I look after a lot of systems, and most of them want identical and simple backups taking of their filesystems. Currently I use backup2l which works but suffers from a couple of minor issues.
In short I want to take a full filesystem backup (i.e. Backup "/"). I wish to only exclude a few directories and mounted filesystems.
So my configuration looks like this:
# List of directories to make backups of. # All paths MUST be absolute and start with a '/'! SRCLIST=( / /boot -xdev ) # The following expression specifies the files not to be archived. SKIPCOND=( -path '/var/backups/localhost' -o -path '/var/run/' -o \ -path '/tmp' -o -path '/var/tmp' \ -o -path '/dev' -o -path '/spam' \ -o -path '/var/spool/' )
The only surprising thing here is that I abuse the internals of backup2l because I know that it uses "find" to build up a list of files - so I sneakily add int "-xdev" to the first argument. This means I don't accidentally backup any mounted gluster filesystem, mounted MySQL binary/log mounts, etc.
backup2l then goes and does its jobs. It allows me to define things to run before and after the backup runs via code like this:
# This user-defined bash function is executed before a backup is made PRE_BACKUP () { if [ -d /etc/backup2l/pre.d/ ]; then run-parts /etc/backup2l/pre.d/ fi }
So what is my gripe? Well I get a daily email, per-system, which shows lots of detail - but the key thing. The important thing. The thing I care about more than anything else, the actual "success" or "fail" result is only discoverable by reading the mail.
If the backup fails, due to out of disk, I won't know unless I read the middle of the mail.
If the pre/post-steps fail I won't know unless I examine the output.
As I said to a colleague today in my view the success or failure of the backup is the combination of each of three distinct steps:
- pre-backup jobs.
- backup itself
- post-backup jobs.
If any of the three fail I want to know. If they succeed then ideally I don't want a mail at all - but if I get one it should have:
Subject: Backup Success - $(hostname) - $(date)
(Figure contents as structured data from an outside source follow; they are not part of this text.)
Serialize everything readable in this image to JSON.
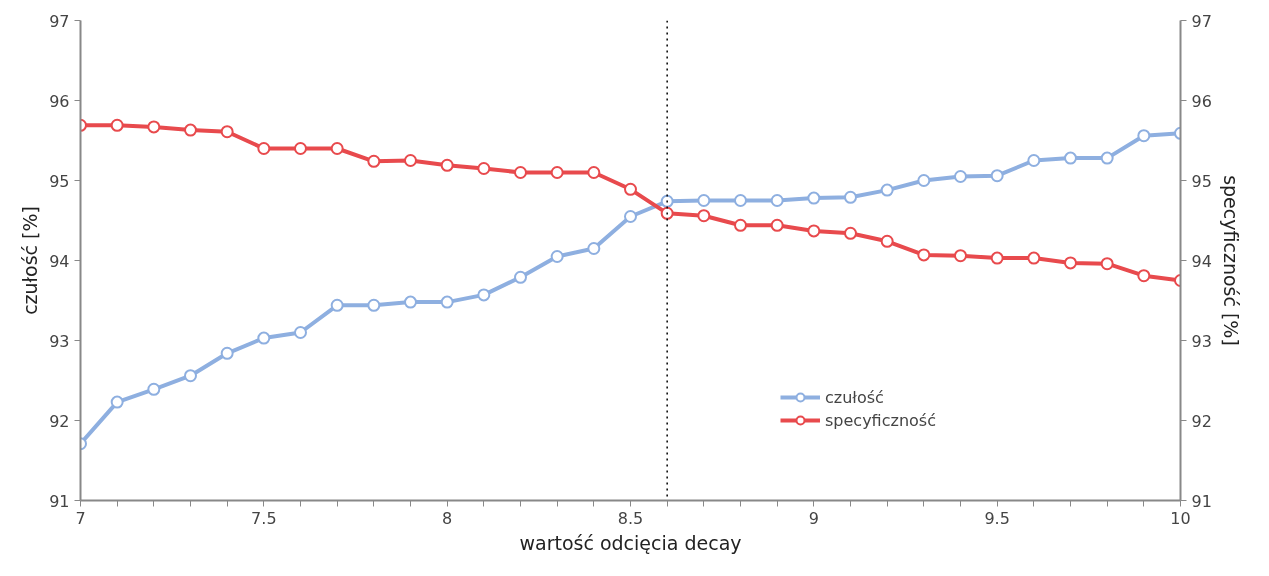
{
  "chart_data": {
    "type": "line",
    "xlabel": "wartość odcięcia decay",
    "ylabel": "czułość [%]",
    "y2label": "specyficzność [%]",
    "x": [
      7.0,
      7.1,
      7.2,
      7.3,
      7.4,
      7.5,
      7.6,
      7.7,
      7.8,
      7.9,
      8.0,
      8.1,
      8.2,
      8.3,
      8.4,
      8.5,
      8.6,
      8.7,
      8.8,
      8.9,
      9.0,
      9.1,
      9.2,
      9.3,
      9.4,
      9.5,
      9.6,
      9.7,
      9.8,
      9.9,
      10.0
    ],
    "series": [
      {
        "name": "czułość",
        "color": "#8eafe0",
        "values": [
          91.71,
          92.23,
          92.39,
          92.56,
          92.84,
          93.03,
          93.1,
          93.44,
          93.44,
          93.48,
          93.48,
          93.57,
          93.79,
          94.05,
          94.15,
          94.55,
          94.74,
          94.75,
          94.75,
          94.75,
          94.78,
          94.79,
          94.88,
          95.0,
          95.05,
          95.06,
          95.25,
          95.28,
          95.28,
          95.56,
          95.59
        ]
      },
      {
        "name": "specyficzność",
        "color": "#e84a4d",
        "values": [
          95.69,
          95.69,
          95.67,
          95.63,
          95.61,
          95.4,
          95.4,
          95.4,
          95.24,
          95.25,
          95.19,
          95.15,
          95.1,
          95.1,
          95.1,
          94.89,
          94.59,
          94.56,
          94.44,
          94.44,
          94.37,
          94.34,
          94.24,
          94.07,
          94.06,
          94.03,
          94.03,
          93.97,
          93.96,
          93.81,
          93.75
        ]
      }
    ],
    "xlim": [
      7,
      10
    ],
    "xticks": [
      7,
      {
        "value": 7.1,
        "label": null
      },
      {
        "value": 7.2,
        "label": null
      },
      {
        "value": 7.3,
        "label": null
      },
      {
        "value": 7.4,
        "label": null
      },
      7.5,
      {
        "value": 7.6,
        "label": null
      },
      {
        "value": 7.7,
        "label": null
      },
      {
        "value": 7.8,
        "label": null
      },
      {
        "value": 7.9,
        "label": null
      },
      8,
      {
        "value": 8.1,
        "label": null
      },
      {
        "value": 8.2,
        "label": null
      },
      {
        "value": 8.3,
        "label": null
      },
      {
        "value": 8.4,
        "label": null
      },
      8.5,
      {
        "value": 8.6,
        "label": null
      },
      {
        "value": 8.7,
        "label": null
      },
      {
        "value": 8.8,
        "label": null
      },
      {
        "value": 8.9,
        "label": null
      },
      9,
      {
        "value": 9.1,
        "label": null
      },
      {
        "value": 9.2,
        "label": null
      },
      {
        "value": 9.3,
        "label": null
      },
      {
        "value": 9.4,
        "label": null
      },
      9.5,
      {
        "value": 9.6,
        "label": null
      },
      {
        "value": 9.7,
        "label": null
      },
      {
        "value": 9.8,
        "label": null
      },
      {
        "value": 9.9,
        "label": null
      },
      10
    ],
    "ylim": [
      91,
      97
    ],
    "yticks": [
      91,
      92,
      93,
      94,
      95,
      96,
      97
    ],
    "y2lim": [
      91,
      97
    ],
    "y2ticks": [
      91,
      92,
      93,
      94,
      95,
      96,
      97
    ],
    "ref_lines": [
      {
        "axis": "x",
        "value": 8.6,
        "color": "#000000",
        "line_style": "dotted"
      }
    ],
    "marker": "circle",
    "line_style": "solid",
    "grid": false,
    "legend": "bottom right"
  }
}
So I've looked around at programs such as backup-ninja, backup-manager and they seem similar. It is a shame as I mostly like backup2l, but in short I want to do the same thing on about 50-250 hosts:
- Dump mysql, optionally.
- Dump postgresql, optionally.
- Dump the filesystem. Incrementals are great, but full copies are probably tolerable.
- Rsync those local filesystem backups to a remote location.
In my case it is usually the rsync-step that fails. Which is horrific if you don't notice (quota exceeded. connection reset by peer. etc). The local backups are good enough for 95% of recovery times - but if the hardware is fried having the backups be available, albeit slowly, is required.
Using GNU Tar incrementally is trivial. If it weren't such a messy program I'd probably be inclined to hack on backup2l - but in 2012 I can't believe I need to.
(Yes, backuppc rocks. So does duplicity. So does amanda. But they're not appropriate here. Sadly.)
ObQuote: "Oh, I get it. I see now. You've been training for two years to take me out, and now here I am. Whew! " - Blade II - An example of a rare breed, a sequel that doesn't suck. No pun intended.
Tags: backup-manager, backup-ninja, backup2l 9 comments
http://pyro.eu.org/
Just wondered what makes AMANDA not appropriate?
Since it is based on gnutar incrementals it supports --one-file-system and --exclude patterns.
Before you run amdump to commence a backup, MySQL databases can be mysqlhotcopy'd to your main filesystem (for example /var/backups/mysql/). This ensures you're backing up a consistent snapshot.
Likewise pg_dump for all Postgres databases.
If the backup data must stored locally and then rsync'd, the backup data can be written to local 'virtual tape' directories first (don't forget to exclude them!).
The email report will have FAIL (or sometimes STRANGE) quite prominently in the subject line if something went wrong; or a prior run of 'amcheck -m -w' may even alert you to a problem before the backup run starts.
What I described here actually means configuring amanda-server on each host. More conventionally they would have each been set up as an amanda-client with a centralised amanda-server controlling them, but that is less flexible.